Jean-Louis G. , SDF de 31 ans, a les nerfs peu solides. Il faut dire qu’il vit dans la forêt d’Etang-Salé, ce qui, on en conviendra, n’est pas fait pour calmer les esprits.
Le jeune homme, contrairement à beaucoup de laissés-pour-compte, n’est pas un ignare. Il possède même un CAP de charpentier mais, après quelques années de travail, s’est heurté à des déboires familiaux insurmontables et s’est retrouvé à la manche.
La machine ne veut rien savoir !
Le 24 février 2016, il se rend on ne sait comment à Saint-Pierre et entreprend de retirer 20 euros à un gabier de la CRCA. 20 euros sur son maigre RSA, voilà qui, pense-t-il, ne va pas le ruiner… car il sait gérer ses affaires, le bonhomme.
Mais voilà, la stupide machine lui avale sa carte bancaire et, en outre, ne lui donne rien du tout. Et il a faim !
Entrant dans les locaux, il demande à une guichetière de lui rendre sa carte, ce que la pauvre femme ne peut faire, la restitution étant d’une complexité à faire pâlir une paramécie, on sait tous ça.
Jean-Louis ressort, se met en devoir de « causer » avec la machine bougonne ; laquelle ne veut rien savoir.

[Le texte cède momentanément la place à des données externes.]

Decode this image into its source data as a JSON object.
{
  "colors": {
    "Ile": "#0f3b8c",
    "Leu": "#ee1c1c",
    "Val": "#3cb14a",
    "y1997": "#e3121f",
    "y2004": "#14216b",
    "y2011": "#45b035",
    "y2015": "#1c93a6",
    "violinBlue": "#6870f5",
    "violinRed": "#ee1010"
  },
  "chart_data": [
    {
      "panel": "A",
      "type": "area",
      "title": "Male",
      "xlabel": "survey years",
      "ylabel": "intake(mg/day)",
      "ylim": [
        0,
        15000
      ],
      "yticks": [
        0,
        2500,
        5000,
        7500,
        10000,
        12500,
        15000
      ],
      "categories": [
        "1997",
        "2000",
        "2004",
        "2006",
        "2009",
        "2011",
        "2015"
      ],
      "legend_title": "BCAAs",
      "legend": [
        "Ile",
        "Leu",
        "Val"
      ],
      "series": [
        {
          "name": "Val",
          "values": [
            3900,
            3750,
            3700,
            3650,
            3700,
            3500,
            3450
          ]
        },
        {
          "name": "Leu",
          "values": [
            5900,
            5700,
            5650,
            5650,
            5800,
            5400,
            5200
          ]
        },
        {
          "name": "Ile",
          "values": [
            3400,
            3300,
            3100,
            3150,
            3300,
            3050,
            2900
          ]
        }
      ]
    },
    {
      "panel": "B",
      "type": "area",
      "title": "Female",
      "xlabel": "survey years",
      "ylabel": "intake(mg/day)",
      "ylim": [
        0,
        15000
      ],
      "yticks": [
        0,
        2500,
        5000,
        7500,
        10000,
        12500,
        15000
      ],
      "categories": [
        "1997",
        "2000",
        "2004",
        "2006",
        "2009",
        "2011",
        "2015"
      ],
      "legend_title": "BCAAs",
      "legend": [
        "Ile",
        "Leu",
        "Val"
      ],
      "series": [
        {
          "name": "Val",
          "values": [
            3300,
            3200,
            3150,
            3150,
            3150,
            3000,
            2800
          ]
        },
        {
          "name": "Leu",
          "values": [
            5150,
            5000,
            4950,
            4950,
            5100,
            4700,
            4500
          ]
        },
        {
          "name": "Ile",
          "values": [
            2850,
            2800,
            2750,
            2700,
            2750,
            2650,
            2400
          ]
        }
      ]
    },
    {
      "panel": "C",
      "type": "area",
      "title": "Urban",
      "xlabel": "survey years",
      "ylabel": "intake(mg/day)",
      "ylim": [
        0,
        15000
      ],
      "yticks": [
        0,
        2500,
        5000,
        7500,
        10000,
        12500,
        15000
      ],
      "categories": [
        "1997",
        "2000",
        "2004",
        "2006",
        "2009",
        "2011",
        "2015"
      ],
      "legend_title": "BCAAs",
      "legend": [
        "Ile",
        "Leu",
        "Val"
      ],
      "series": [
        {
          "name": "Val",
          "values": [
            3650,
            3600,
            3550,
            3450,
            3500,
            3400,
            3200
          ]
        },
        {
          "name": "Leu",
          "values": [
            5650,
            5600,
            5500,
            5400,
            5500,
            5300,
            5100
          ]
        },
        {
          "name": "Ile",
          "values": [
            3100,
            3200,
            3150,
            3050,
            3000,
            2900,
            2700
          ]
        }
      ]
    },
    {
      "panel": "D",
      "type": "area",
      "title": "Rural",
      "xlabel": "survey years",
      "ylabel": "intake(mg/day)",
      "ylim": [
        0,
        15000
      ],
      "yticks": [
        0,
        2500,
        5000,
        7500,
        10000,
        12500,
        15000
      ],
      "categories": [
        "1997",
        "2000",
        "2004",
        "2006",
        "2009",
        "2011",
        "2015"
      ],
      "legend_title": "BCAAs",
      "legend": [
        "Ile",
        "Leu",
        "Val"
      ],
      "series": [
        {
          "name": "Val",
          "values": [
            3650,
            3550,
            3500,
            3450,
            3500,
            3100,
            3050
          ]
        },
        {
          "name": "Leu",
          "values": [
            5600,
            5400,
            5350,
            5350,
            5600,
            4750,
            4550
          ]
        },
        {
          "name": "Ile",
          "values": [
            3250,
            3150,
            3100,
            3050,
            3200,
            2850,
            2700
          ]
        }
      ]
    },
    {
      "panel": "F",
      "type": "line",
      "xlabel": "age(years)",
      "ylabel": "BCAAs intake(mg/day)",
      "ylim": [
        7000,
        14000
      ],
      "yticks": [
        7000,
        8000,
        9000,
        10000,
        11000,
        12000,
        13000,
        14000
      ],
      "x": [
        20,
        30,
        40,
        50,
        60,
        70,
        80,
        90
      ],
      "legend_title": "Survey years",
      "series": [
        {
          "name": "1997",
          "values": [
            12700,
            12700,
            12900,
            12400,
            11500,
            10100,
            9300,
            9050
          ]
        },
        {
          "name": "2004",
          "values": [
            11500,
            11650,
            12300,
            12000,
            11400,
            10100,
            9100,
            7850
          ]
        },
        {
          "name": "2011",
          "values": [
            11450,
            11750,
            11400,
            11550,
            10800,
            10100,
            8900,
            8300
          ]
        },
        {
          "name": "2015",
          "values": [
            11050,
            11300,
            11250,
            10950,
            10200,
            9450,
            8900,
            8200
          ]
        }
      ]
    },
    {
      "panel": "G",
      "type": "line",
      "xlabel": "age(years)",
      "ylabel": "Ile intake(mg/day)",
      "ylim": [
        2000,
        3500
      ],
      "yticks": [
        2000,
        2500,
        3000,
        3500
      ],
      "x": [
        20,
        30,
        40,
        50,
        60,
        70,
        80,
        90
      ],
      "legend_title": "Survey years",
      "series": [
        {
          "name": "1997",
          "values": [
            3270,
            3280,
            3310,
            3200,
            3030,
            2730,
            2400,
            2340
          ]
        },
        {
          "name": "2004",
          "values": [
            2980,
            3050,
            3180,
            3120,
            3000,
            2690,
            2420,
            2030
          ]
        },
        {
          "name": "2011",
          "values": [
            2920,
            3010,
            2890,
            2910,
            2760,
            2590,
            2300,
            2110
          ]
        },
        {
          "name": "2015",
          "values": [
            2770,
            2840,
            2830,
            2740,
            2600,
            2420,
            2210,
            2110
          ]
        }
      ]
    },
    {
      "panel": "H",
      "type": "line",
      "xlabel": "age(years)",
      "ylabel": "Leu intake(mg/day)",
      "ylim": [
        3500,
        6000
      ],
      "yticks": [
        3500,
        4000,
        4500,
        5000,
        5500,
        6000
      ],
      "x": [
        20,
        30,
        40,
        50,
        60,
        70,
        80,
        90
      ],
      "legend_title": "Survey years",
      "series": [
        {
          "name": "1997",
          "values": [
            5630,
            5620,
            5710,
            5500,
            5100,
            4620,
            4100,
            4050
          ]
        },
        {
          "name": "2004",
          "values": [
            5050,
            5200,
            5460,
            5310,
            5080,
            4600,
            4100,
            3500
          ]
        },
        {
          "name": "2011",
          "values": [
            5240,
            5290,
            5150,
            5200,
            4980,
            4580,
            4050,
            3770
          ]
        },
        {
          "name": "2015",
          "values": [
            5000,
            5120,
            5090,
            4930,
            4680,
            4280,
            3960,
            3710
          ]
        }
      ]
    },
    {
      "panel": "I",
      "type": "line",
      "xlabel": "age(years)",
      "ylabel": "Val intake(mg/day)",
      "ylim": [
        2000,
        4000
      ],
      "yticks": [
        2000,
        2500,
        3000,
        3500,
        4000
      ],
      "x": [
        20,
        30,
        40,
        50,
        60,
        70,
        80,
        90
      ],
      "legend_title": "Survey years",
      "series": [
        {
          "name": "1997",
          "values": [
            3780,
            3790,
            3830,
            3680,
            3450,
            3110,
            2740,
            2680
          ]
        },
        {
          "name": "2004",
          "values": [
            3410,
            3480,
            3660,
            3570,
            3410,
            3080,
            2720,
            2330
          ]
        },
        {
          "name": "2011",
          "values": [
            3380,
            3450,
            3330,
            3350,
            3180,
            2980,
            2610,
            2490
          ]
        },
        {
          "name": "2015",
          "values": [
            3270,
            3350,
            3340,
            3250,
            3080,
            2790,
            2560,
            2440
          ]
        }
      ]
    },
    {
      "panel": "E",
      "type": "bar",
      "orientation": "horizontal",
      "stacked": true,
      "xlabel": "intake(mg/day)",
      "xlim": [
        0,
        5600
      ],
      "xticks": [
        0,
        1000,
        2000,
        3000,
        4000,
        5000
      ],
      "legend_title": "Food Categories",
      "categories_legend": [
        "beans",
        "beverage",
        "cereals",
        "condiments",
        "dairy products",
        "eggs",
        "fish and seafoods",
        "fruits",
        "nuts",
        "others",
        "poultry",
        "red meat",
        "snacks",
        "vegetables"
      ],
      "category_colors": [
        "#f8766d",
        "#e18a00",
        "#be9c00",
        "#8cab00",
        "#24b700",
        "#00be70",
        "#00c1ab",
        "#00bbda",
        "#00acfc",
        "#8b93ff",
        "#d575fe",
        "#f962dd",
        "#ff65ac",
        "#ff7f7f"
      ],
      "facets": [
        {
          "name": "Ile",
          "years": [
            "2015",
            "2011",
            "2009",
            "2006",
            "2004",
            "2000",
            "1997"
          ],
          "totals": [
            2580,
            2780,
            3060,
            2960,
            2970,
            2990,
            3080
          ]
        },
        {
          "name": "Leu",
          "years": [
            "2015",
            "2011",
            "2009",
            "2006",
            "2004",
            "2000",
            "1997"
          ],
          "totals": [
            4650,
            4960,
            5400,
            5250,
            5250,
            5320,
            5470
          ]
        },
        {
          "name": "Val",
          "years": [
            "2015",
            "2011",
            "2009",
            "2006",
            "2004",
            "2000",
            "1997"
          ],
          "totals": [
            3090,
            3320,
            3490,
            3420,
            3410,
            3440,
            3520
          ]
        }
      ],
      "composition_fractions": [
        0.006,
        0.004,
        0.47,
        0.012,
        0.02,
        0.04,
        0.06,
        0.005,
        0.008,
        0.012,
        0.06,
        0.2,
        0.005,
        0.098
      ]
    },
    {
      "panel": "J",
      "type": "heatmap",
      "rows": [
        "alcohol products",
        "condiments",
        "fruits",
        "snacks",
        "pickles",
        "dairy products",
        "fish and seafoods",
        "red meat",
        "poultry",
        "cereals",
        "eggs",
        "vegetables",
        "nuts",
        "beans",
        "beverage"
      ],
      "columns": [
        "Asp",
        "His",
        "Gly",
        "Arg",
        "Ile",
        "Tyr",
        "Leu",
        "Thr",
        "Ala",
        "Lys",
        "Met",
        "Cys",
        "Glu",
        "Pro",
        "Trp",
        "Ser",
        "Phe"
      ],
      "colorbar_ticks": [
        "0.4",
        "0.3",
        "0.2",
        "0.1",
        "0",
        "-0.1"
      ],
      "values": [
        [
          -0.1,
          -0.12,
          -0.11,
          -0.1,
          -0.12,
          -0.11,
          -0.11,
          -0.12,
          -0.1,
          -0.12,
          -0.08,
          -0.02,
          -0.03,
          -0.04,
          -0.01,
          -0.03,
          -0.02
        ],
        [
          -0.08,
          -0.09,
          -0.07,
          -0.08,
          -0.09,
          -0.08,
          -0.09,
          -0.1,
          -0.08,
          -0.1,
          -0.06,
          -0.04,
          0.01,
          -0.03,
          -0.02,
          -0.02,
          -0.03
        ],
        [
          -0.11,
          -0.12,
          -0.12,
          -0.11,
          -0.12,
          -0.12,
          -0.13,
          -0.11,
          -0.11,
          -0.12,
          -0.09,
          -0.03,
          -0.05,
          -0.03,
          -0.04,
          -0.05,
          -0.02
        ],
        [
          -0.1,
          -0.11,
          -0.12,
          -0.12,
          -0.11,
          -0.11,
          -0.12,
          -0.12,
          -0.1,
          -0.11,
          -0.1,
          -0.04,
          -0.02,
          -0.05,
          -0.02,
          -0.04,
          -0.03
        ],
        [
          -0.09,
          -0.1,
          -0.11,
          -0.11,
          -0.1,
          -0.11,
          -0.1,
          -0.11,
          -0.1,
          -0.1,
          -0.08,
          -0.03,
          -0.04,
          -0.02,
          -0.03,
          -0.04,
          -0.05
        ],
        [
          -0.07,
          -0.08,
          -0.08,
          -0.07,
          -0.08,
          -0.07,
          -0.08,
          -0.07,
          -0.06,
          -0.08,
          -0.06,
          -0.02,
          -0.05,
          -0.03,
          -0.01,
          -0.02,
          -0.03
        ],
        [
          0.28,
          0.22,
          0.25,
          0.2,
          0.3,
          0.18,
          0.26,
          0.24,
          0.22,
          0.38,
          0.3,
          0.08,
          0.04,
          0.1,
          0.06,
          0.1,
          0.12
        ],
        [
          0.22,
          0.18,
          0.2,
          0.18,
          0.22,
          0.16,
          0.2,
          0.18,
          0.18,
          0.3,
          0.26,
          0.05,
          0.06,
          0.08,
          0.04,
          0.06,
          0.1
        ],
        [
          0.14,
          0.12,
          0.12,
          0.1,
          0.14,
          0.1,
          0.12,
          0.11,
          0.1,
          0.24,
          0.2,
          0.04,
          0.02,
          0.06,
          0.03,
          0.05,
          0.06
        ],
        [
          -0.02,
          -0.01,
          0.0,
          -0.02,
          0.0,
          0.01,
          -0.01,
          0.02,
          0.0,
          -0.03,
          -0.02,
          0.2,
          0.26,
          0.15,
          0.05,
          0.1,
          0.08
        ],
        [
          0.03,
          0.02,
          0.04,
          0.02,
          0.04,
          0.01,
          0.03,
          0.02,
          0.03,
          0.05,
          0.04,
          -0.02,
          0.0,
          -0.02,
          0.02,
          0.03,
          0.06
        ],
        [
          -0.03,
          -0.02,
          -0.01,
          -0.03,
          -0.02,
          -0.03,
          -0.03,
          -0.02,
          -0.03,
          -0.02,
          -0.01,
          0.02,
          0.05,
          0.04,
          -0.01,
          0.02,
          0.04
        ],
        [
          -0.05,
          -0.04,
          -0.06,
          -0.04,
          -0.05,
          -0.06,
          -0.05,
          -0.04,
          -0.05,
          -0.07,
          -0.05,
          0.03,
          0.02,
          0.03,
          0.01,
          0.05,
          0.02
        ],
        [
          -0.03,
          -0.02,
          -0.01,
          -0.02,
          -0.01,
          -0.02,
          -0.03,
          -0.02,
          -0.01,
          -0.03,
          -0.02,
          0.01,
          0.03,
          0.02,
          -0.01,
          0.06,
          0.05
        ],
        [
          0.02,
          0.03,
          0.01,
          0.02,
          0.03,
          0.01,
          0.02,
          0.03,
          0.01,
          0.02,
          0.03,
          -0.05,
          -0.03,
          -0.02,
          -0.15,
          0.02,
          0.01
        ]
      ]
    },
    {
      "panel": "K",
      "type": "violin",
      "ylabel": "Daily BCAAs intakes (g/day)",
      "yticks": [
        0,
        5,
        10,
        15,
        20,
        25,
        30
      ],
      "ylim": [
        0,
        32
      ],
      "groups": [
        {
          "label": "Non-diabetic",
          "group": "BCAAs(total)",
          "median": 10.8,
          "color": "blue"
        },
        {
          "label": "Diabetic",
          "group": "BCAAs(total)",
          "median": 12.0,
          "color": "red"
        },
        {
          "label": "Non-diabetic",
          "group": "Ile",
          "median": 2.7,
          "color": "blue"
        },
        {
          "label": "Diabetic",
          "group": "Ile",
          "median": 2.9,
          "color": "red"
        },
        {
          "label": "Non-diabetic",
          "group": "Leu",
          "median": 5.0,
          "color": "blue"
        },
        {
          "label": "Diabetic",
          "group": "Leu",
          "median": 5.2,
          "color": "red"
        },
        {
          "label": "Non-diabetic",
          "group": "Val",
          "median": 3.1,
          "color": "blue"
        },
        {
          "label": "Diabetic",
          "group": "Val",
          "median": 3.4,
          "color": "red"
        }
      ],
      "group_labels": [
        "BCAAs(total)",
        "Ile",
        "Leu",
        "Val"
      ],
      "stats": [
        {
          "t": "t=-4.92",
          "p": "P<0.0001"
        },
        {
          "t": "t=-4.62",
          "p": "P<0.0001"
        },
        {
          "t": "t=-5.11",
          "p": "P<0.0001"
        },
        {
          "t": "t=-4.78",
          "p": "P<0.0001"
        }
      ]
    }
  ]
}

En rage montante, Jean-Louis décide alors de faire valoir ses droits en parlant à ce bête ordinateur à coups de galets. Ce dont le distributeur se trouvera fort marri ! et escagassé à divers degrés.
« Non ! – Si ! – Non ! –Si ! »
« Pourquoi ? » s’enquiert gentiment la présidente Tomasini, décidément en verve de patience ce matin.
« Mi conné pas, moin ».
Et de s’insurger : « I dit moin la fé ci, moin la fé ça et après i réclame à moin quasiment 5 000 eurtos pour 50 euros de cassage à peine ? Mi payera pas ! » Réplique aussi sec de la présidente : « Vous paierez quand même ! » – « Non ! » – « Si ! » – « Non ! » -« C’est ce qu’on verra ! » finit la présidente qui a presque failli en perdre sa nonchalance.
Puis notre gars prétend n’avoir pas de facture du Crédit agricole pour la simple raison qu’un autre SDF lui a volé ses papiers. Dans la forêt ? Un autre SDF en même temps ? Il n’y a plus de territoires réservés, ma bonne dame.
Le casier du jeune homme ne plaide pas vraiment en sa faveur : nombreux vols divers, transports et offres de stupéfiants, rébellions, outrages, violences. Le tout assaisonné de beaucoup de prison.
« Des machines inertes, inhumaines… «
Me Brigitte Hoareau, commise d’office, tentera bien de faire valoir l’incompréhension humaine face aux machines « avec lesquelles on ne discute pas ! Ces machines inertes, inhumaines, muettes, qui finissent par énerver… N’oublions pas que c’est un être humain qui dort dans la forêt… » Et de s’élever contre le Crédit Agricole qui réclame pas moins de 5752,24 euros, plus 1000 euros « pour les frais » (?): « Où est l’assurance de cette banque ? Elle devrait en avoir une et ce n’est pas ce SDF qui va rembourser autant avec son RSA ! » Jean-Louis G. n’a pas été assaisonné sévèrement : 6 mois avec sursis mais quand même 4530 euros à débourser, plus 500 euros pour les frais de la CRCA.
J’ai comme l’impression que la banque aura du mal à en voir la couleur, le RSA n’étant, à notre connaissance, pas saisissable.